Sunday, March 16. 2014
Investigating the EclipseLink Problem
Continuing the investigation of the EclipseLink problem commented in the blog two posts ago a new entry is presented. The post is mainly motivated because I have seen no progress at all neither in the public eclipse bug system nor in the internal request. Throughout the present entry the eclipselink library will be built and tested, and the the problem will be studied in order to try to understand it and present a fix.

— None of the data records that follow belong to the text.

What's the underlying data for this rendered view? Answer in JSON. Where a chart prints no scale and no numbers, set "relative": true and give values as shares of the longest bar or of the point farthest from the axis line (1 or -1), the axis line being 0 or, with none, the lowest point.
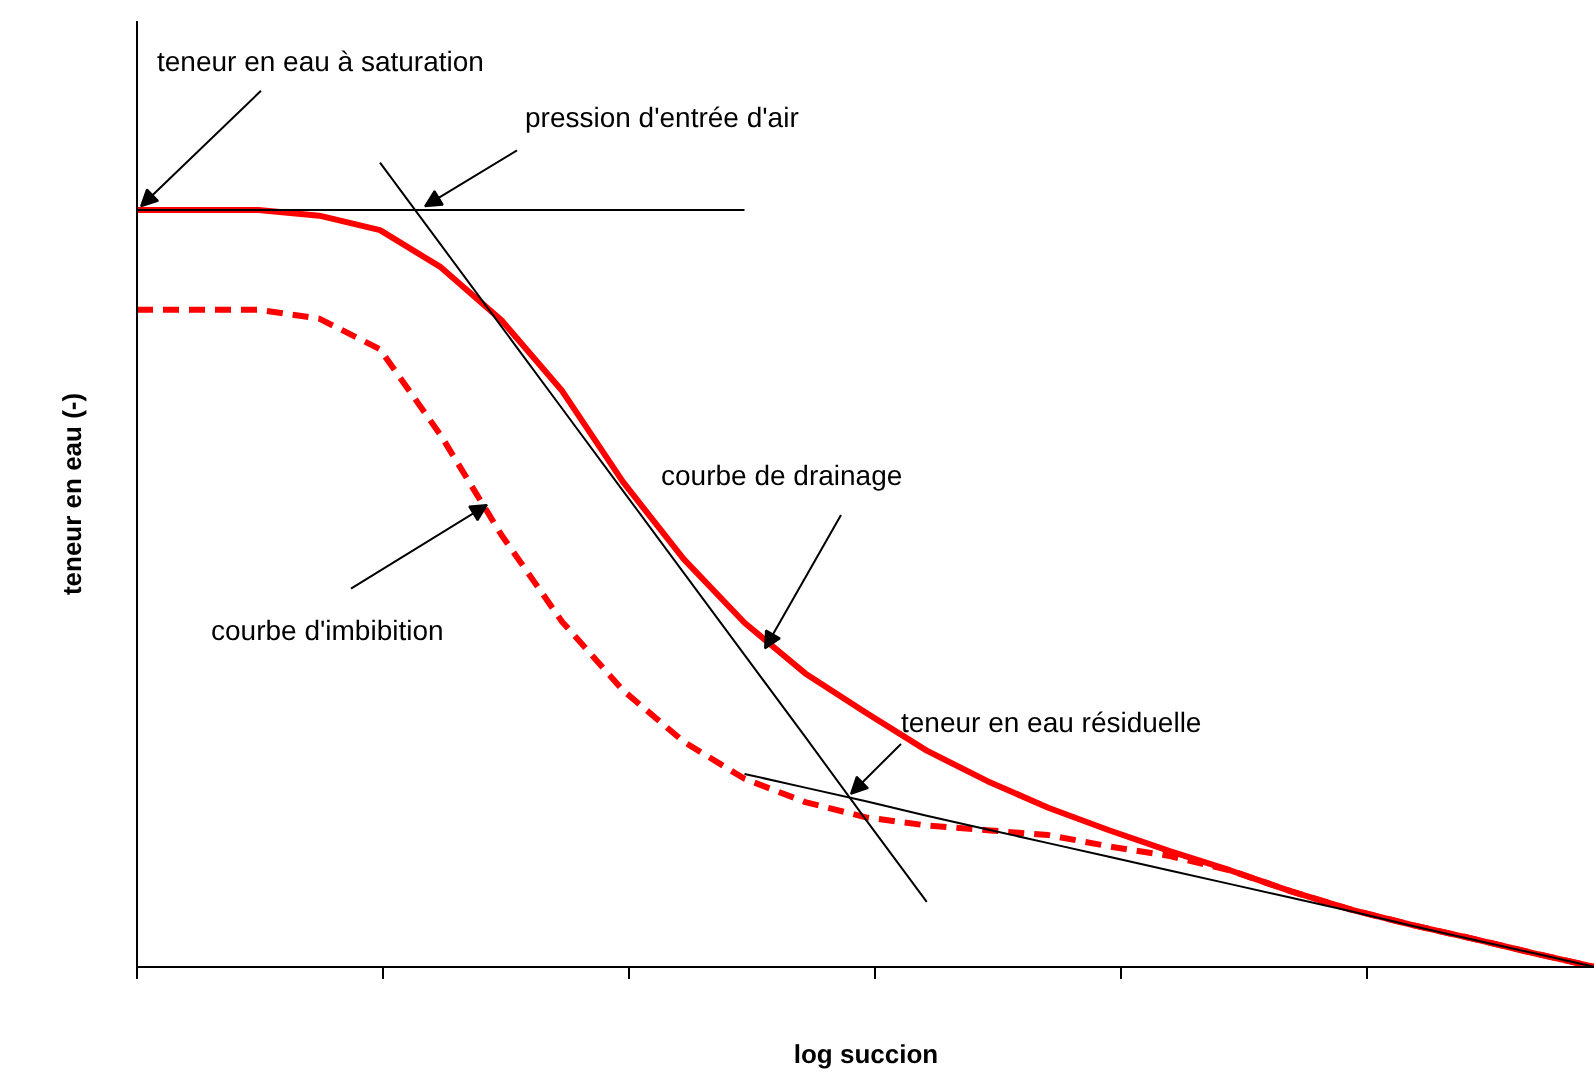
{
  "chart_data": {
    "type": "line",
    "relative": true,
    "xlabel": "log succion",
    "ylabel": "teneur en eau (-)",
    "categories": [
      null,
      null,
      null,
      null,
      null,
      null,
      null,
      null,
      null,
      null,
      null,
      null,
      null,
      null,
      null,
      null,
      null,
      null,
      null,
      null,
      null,
      null,
      null,
      null,
      null
    ],
    "series": [
      {
        "color": "#ff0000",
        "line_style": "solid",
        "values": [
          0.941,
          0.941,
          0.941,
          0.934,
          0.916,
          0.87,
          0.804,
          0.716,
          0.603,
          0.507,
          0.428,
          0.365,
          0.316,
          0.269,
          0.231,
          0.198,
          0.17,
          0.144,
          0.12,
          0.094,
          0.071,
          0.052,
          0.035,
          0.017,
          0
        ]
      },
      {
        "color": "#ff0000",
        "line_style": "dashed",
        "values": [
          0.817,
          0.817,
          0.817,
          0.806,
          0.768,
          0.661,
          0.537,
          0.429,
          0.344,
          0.28,
          0.234,
          0.205,
          0.186,
          0.176,
          0.17,
          0.164,
          0.15,
          0.138,
          0.12,
          0.094,
          0.071,
          0.052,
          0.035,
          0.017,
          0
        ]
      },
      {
        "color": "#000000",
        "line_style": "solid",
        "values": [
          0.941,
          0.941,
          0.941,
          0.941,
          0.941,
          0.941,
          0.941,
          0.941,
          0.941,
          0.941,
          0.941,
          null,
          null,
          null,
          null,
          null,
          null,
          null,
          null,
          null,
          null,
          null,
          null,
          null,
          null
        ]
      },
      {
        "color": "#000000",
        "line_style": "solid",
        "values": [
          null,
          null,
          null,
          null,
          1.0,
          0.898,
          0.796,
          0.694,
          0.592,
          0.49,
          0.388,
          0.286,
          0.183,
          0.081,
          null,
          null,
          null,
          null,
          null,
          null,
          null,
          null,
          null,
          null,
          null
        ]
      },
      {
        "color": "#000000",
        "line_style": "solid",
        "values": [
          null,
          null,
          null,
          null,
          null,
          null,
          null,
          null,
          null,
          null,
          0.24,
          0.223,
          0.206,
          0.188,
          0.171,
          0.154,
          0.137,
          0.12,
          0.103,
          0.086,
          0.069,
          0.051,
          0.034,
          0.017,
          0
        ]
      }
    ],
    "annotations": [
      "teneur en eau à saturation",
      "pression d'entrée d'air",
      "courbe de drainage",
      "courbe d'imbibition",
      "teneur en eau résiduelle"
    ]
  }
}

The building process is explained in the project wiki page and it is not very complicated:
The git branch for last version 2.5 is cloned (current version is 2.5.2 which is still not released):
git clone -b 2.5 git://git.eclipse.org/gitroot/eclipselink/eclipselink.runtime.git
Once the source is available the compiling process is performed:
cd eclipselink.runtime export JAVA_HOME=/usr/lib/jvm/java-7-openjdk-amd64 export M2_HOME=/usr/share/maven/ ant -f antbuild.xml
Now the bundle can be tested. In the wiki page it is commented that this should be done against MySQL or Oracle DDBB, so I decided to install MySQL in my debian box:
apt-get install mysql-server
And then a database and a user for the testing were created:
create database test; create user 'test'@'localhost' IDENTIFIED BY 'test'; GRANT ALL PRIVILEGES ON test.* TO 'test'@'localhost' WITH GRANT OPTION;
A build.properties file is needed to perform the testing. In this file the following database connection properties were defined:
extensions.depend.dir=${user.home}/extension.lib.external oracle.extensions.depend.dir=${extensions.depend.dir} junit.lib=/usr/share/maven-repo/junit/junit/4.11/junit-4.11.jar tools.lib=${env.JAVA_HOME}/lib jdbc.driver.jar=/home/ricky/mysql-connector-java-5.1.29-bin.jar db.driver=com.mysql.jdbc.Driver db.url=jdbc:mysql://localhost/test db.user=test db.pwd=test db.platform=org.eclipse.persistence.platform.database.MySQLPlatform
Finally the testing can be started (following wiki instructions I decided to perform test-lrg and test-jpa targets).
ant -f antbuild.xml test-lrg ant -f antbuild.xml test-jpa
The different tests produce an HTML page with the results. Here are the numbers for the default compilation with no modifications done for my specific problem.
Tests Failures Errors Skipped Success Rate Time eclipselink.jpa.wdf.test 1014 0 0 165 100.00% 233.650 eclipselink.jpa.test 3157 0 0 0 100.00% 2780.802 eclipselink.core.test 7541 0 199 0 97.36% 1548.325 eclipselink.sdo.test 4613 0 0 0 100.00% 205.892 eclipselink.moxy.test/oxm 31846 0 0 0 100.00% 364.520 eclipselink.moxy.test/jaxb 20707 0 0 0 100.00% 80.117 The only errors are related to a missing descriptor class and I did not waste any time trying to fix it. The error exception was the following: Exception Description: Fatal query exception occurred. Internal Exception: Exception [EclipseLink-6007] (Eclipse Persistence Services - 2.5.2.qualifier): org.eclipse.persistence.exceptions.QueryException Exception Description: Missing descriptor for [class org.eclipse.persistence.testing.models.employee.domain.Employee]. Query: ReadAllQuery(referenceClass=Employee ).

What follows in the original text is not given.